The next milestone for this collaboration will be submission of an Investigational New Drug application. An IND submission includes preclinical safety data, manufacturing details, and clinical trial protocols. If approved, Phase 1 studies can begin.
Regulators will likely evaluate pharmacokinetics, immunogenicity risk, and manufacturing consistency. Because macrocyclic peptide therapeutics combine features of peptides and small molecules, they require careful characterization. Nevertheless, previous approvals of cyclic peptide drugs provide regulatory precedent.
Manufacturing scalability is another key factor. Cardiovascular therapies are often prescribed long term. Therefore, cost effective production will influence commercial viability.
The cardiovascular market is competitive. Many mechanisms already have established treatments. As a result, new macrocyclic peptide therapeutics must demonstrate clear differentiation.

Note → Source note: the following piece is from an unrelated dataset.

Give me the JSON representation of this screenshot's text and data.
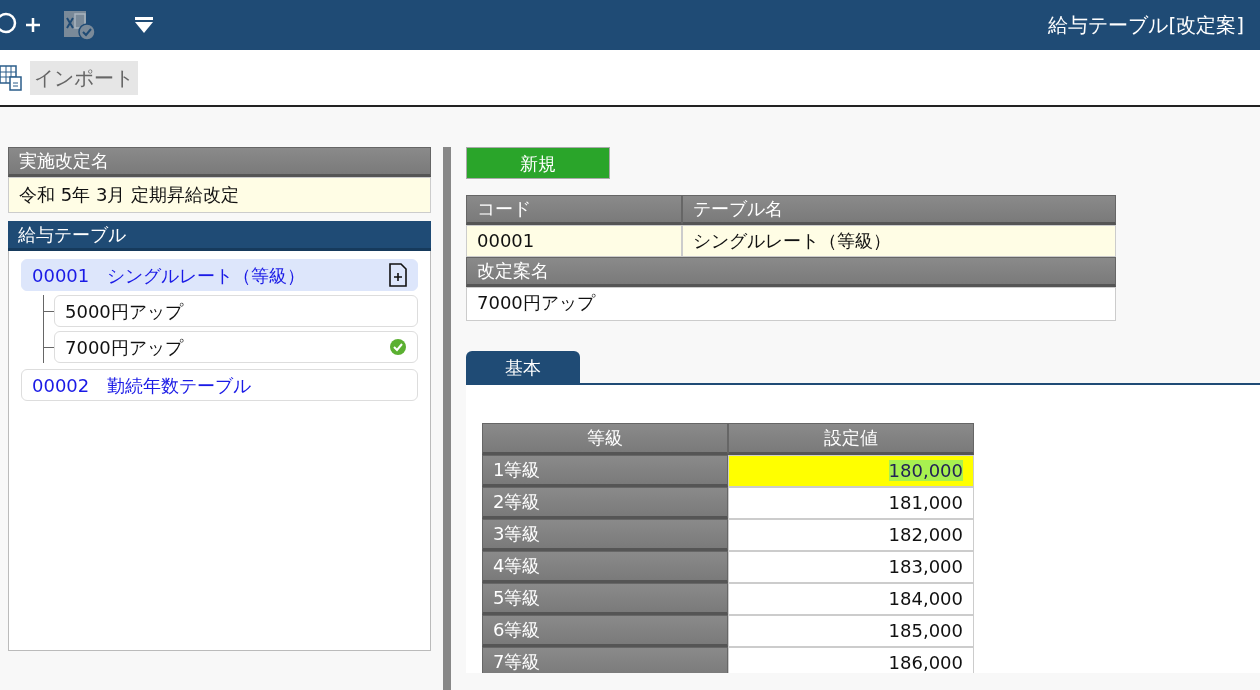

This differentiation may come from improved safety, enhanced selectivity, or oral administration. For patients, oral therapy can significantly improve adherence compared to injectables. Consequently, convenience alone can drive adoption.
Furthermore, targeting previously inaccessible protein interactions may unlock entirely new pathways. That would provide both clinical and commercial advantage.
In the short term, attention will focus on preclinical progress and IND clearance. Any disclosure of the specific molecular target will attract investor and scientific interest. Early safety data will also be critical.
In the long term, success depends on clinical validation. Macrocyclic peptide therapeutics must show meaningful improvement over existing therapies. If they achieve that, milestone payments and royalties will follow.
More broadly, this partnership reinforces macrocyclic peptide therapeutics as a growing pillar in drug development. The modality is no longer niche. Instead, it is entering mainstream pharmaceutical strategy.
Macrocyclic peptide therapeutics represent a strategic evolution in drug discovery. They combine structural precision with functional versatility. Moreover, partnerships like Novartis and Unnatural Products demonstrate growing institutional confidence.
If clinical data supports the early promise, macrocyclic peptide therapeutics could reshape cardiovascular treatment. For now, this $1.8 billion alliance marks an important milestone in the maturation of the field.
All human research must be overseen by a qualified medical professional.
All human research MUST be overseen by a medical professional.